Swedish almond cake. This deliciousness is the result of needing an excuse to use my KitchenAid tonight (even though the recipe regards the use of a mixer as unnecessary) and to satiate my desire for this amazing, in all actuality, giant almond cookie. If you’re looking to fulfill your almond cravings, follow this link for the recipe. Smaklig måltid!
Delicious entirely almond shortbread cookies that I made for my friend, Wendy, who is currently living in Maine. These are my favorite cookies, I think they will soon be hers too. Want to make these cookies? Here’s the recipe:
1 cup butter, softened
¾ cup white sugar
1 teaspoon almond extract
2 cups all-purpose flour
⅛ teaspoon salt
1 cup sliced almonds
2 cups confectioner’s sugar
1 tablespoon butter, softened
1½ teaspoons almond extract
2½ tablespoons half-and-half
1. In a large bowl, cream together the butter, sugar, and almond extract until smooth. Combine the flour and salt; stir into the butter mixture until well blended.

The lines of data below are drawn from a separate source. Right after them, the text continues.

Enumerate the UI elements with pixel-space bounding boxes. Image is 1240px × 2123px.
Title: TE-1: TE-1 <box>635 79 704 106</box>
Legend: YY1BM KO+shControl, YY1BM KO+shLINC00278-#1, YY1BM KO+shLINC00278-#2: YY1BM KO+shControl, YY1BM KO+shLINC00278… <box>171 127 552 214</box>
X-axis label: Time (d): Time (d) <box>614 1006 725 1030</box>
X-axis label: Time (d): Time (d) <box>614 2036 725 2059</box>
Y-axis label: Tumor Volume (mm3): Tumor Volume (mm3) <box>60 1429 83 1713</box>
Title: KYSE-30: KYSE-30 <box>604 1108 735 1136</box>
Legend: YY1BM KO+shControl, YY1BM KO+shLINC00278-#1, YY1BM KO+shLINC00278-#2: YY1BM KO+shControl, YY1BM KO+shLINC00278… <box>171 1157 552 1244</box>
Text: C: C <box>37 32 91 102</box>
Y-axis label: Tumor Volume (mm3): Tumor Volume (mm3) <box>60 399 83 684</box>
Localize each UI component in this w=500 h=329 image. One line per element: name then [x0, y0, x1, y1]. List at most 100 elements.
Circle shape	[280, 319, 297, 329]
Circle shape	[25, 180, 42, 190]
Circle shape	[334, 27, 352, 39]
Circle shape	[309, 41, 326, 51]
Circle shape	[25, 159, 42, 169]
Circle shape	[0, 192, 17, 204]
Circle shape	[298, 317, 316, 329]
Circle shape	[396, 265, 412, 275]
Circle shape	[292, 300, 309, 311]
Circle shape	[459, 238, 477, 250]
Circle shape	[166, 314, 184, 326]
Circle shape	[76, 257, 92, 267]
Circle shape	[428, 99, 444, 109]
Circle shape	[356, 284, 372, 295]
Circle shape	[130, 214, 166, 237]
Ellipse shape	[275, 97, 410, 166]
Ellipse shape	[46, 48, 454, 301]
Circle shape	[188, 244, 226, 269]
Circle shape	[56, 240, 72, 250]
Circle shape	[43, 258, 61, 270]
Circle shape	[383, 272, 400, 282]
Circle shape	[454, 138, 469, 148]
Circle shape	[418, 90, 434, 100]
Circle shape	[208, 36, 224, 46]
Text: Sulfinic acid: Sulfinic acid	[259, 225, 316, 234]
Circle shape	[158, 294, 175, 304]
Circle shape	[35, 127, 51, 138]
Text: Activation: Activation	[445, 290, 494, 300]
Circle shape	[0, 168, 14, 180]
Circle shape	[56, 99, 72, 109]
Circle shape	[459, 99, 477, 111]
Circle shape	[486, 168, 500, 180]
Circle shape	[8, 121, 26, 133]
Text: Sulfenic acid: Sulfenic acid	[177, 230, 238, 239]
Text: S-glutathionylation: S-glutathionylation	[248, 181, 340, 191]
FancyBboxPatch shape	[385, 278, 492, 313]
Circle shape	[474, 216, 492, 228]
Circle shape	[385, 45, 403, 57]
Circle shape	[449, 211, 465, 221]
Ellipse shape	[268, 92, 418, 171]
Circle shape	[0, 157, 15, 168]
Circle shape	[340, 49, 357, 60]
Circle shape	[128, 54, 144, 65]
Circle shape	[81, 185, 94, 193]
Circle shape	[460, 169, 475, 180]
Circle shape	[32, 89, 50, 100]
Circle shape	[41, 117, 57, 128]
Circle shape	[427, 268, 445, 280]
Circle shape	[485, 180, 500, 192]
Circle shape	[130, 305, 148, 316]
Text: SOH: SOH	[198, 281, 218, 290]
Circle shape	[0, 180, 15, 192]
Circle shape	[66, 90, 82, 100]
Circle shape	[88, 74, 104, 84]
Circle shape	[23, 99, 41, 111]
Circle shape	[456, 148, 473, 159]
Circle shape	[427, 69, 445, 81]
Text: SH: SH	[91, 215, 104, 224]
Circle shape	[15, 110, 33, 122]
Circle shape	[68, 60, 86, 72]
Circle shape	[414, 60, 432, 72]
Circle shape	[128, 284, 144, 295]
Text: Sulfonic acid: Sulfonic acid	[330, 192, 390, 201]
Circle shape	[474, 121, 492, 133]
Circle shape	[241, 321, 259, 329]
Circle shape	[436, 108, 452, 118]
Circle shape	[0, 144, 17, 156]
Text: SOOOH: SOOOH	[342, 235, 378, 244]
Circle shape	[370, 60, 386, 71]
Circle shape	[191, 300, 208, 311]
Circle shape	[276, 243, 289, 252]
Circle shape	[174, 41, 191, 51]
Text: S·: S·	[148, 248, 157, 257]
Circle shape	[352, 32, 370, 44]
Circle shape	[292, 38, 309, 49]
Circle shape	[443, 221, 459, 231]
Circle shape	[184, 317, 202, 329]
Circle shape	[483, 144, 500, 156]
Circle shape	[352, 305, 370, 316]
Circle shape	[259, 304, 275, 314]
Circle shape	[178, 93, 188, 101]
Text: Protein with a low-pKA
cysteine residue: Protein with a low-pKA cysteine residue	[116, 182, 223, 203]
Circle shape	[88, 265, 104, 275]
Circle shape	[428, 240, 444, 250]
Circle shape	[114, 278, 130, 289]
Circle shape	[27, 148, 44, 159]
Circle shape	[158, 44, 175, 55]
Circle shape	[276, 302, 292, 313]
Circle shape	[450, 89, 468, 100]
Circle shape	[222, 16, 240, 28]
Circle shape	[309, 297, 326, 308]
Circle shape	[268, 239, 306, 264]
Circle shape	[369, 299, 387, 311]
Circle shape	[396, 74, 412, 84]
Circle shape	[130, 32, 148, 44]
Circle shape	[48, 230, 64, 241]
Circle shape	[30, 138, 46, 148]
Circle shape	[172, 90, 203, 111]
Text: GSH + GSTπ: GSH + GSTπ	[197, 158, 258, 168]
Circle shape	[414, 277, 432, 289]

Cover and refrigerate for 3 to 4 hours or overnight.
2. Preheat the oven to 300ºF (150ºC). Roll dough into teaspoon sized balls and place on an ungreased cookie sheet. Using your index finger, flatten out dough balls by lightly pressing down on them from the center, outward, in a circular motion.
3. Bake for 30 minutes in the preheated oven, or until firm. Remove cookies from cookie sheets to cool on wire racks.
4. Once cooled, apply a thin layer of icing to each cookie and add chopped almonds on top.